Na época, houve registro de tremor em alguns prédios no Cambuí, mas desta vez o coordenador da Defesa Civil, Sidnei Furtado, afirma que o órgão recebeu apenas uma ligação de morador de prédio. O engenheiro de automação e controle Walter Marchesini Junior, responsável pela operação da luz síncrotron, afirmou que houve micro-oscilações por 11 minutos, das 20h06 às 20h17.

“As oscilações foram percebidas nos monitores. Foram 40 mícrons na horizontal e 15 mícrons na vertical. Um mícron equivale a um milímetro dividido por mil.” Segundo o engenheiro, a alteração não afetou pesquisas porque aconteceu justamente na semana do mês em que elas não ocorrem. “Nessa semana é feito estudo da física do acelerador para entender os conceitos e aperfeiçoar a máquina”, completa.

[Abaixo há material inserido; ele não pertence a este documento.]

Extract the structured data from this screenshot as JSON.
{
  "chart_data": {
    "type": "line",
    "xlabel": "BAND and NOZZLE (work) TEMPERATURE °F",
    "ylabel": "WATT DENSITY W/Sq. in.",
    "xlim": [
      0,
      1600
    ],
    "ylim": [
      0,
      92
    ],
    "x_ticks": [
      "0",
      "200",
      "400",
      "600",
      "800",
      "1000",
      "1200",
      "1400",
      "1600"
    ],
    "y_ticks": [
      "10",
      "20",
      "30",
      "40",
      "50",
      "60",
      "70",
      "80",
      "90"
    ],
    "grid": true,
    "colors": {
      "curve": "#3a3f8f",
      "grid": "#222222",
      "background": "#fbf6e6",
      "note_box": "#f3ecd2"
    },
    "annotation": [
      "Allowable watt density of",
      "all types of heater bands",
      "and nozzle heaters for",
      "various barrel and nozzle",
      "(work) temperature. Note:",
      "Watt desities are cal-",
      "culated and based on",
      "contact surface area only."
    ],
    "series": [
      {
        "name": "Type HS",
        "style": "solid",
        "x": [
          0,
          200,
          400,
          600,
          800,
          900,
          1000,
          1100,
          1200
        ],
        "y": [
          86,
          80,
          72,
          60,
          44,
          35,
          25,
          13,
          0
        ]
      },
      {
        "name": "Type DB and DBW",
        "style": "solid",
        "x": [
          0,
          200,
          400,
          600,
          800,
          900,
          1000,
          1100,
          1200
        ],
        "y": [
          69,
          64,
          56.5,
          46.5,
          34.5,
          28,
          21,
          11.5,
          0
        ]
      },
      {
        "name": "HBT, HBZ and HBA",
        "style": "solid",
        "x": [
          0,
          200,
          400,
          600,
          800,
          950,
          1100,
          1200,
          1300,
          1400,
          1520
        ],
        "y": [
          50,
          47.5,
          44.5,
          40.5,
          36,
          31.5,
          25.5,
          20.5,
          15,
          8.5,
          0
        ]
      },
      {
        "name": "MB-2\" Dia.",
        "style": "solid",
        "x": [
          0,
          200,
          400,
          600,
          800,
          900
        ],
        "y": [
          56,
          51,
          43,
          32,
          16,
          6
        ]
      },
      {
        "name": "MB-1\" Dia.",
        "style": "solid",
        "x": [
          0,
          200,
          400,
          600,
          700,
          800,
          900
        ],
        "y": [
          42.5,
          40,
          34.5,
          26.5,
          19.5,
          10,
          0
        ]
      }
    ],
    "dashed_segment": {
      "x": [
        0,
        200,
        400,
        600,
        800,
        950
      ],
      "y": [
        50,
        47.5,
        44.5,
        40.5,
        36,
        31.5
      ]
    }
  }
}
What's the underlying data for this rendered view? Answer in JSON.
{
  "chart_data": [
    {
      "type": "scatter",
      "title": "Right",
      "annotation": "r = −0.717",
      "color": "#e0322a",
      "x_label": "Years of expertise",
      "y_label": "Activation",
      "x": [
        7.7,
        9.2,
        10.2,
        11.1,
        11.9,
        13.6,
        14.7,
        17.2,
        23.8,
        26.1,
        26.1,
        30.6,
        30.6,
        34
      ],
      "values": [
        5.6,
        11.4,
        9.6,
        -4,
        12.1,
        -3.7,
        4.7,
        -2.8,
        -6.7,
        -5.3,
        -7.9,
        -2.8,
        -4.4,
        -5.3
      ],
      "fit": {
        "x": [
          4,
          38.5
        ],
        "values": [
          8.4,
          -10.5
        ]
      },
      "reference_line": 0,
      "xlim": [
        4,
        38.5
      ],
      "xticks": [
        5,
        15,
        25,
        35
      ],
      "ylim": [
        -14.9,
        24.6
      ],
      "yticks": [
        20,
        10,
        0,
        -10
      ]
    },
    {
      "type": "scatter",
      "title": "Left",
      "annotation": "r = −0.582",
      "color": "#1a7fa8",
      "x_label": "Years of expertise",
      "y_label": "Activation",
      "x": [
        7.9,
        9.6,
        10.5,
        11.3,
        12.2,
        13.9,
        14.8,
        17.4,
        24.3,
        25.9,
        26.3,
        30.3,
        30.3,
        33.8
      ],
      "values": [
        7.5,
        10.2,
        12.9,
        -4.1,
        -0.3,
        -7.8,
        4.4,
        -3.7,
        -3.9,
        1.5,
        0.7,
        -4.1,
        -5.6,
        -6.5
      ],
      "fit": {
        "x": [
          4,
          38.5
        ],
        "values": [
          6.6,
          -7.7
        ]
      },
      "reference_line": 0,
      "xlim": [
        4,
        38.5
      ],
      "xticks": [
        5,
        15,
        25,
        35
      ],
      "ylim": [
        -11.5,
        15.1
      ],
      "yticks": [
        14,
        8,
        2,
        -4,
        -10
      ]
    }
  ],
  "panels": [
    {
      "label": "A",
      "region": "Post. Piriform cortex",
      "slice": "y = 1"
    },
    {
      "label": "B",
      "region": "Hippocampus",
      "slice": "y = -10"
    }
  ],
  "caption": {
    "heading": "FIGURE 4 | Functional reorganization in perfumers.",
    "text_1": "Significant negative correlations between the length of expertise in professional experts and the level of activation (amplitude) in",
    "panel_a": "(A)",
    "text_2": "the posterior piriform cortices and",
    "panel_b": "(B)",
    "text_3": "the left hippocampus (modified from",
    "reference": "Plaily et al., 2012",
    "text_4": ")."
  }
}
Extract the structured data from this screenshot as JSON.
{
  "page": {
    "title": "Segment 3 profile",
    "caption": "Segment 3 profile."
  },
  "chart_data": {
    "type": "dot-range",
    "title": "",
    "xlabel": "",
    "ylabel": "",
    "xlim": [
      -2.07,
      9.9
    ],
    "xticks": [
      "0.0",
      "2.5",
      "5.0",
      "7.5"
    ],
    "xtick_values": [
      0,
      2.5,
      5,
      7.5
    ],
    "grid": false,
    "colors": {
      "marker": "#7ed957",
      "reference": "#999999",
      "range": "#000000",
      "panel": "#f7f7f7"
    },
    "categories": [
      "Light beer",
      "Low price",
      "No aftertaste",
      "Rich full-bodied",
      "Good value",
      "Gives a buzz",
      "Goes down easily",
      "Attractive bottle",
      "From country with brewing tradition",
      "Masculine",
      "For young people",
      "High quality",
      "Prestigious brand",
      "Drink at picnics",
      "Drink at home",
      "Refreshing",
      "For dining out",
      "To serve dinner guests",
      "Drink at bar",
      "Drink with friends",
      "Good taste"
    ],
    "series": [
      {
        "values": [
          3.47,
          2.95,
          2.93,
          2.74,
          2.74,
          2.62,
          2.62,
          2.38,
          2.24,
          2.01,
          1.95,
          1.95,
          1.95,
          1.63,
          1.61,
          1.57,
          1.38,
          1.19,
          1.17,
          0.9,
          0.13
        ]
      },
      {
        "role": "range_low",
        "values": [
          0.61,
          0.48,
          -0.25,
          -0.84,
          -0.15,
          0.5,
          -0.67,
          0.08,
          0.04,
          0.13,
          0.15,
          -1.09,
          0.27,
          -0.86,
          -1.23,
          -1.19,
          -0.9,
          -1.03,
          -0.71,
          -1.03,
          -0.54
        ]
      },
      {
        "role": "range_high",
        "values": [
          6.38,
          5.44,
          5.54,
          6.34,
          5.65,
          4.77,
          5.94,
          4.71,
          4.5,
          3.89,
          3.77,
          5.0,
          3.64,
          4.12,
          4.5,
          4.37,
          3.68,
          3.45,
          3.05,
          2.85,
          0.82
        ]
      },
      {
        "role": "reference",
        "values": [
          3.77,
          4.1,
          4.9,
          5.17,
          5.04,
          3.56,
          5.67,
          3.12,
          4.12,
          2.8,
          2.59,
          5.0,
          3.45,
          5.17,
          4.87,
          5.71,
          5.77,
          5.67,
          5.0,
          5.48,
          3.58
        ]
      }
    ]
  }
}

A luz síncrotron é gerada dentro de um anel de armazenamento de 30 metros. Neste anel, um feixe de elétrons percorre toda a estrutura, praticamente atingindo a velocidade da luz.

Em um momento, ele é forçado a mudar de percurso e passa a emitir uma luz de alto brilho, a luz síncrotron. Essa radiação eletromagnética emitida vai desde o raio infravermelho até o raio X. Logo após, o feixe selecionado para uma determinada pesquisa passa a ser analisada e revela as propriedades imperceptíveis ao olho humano.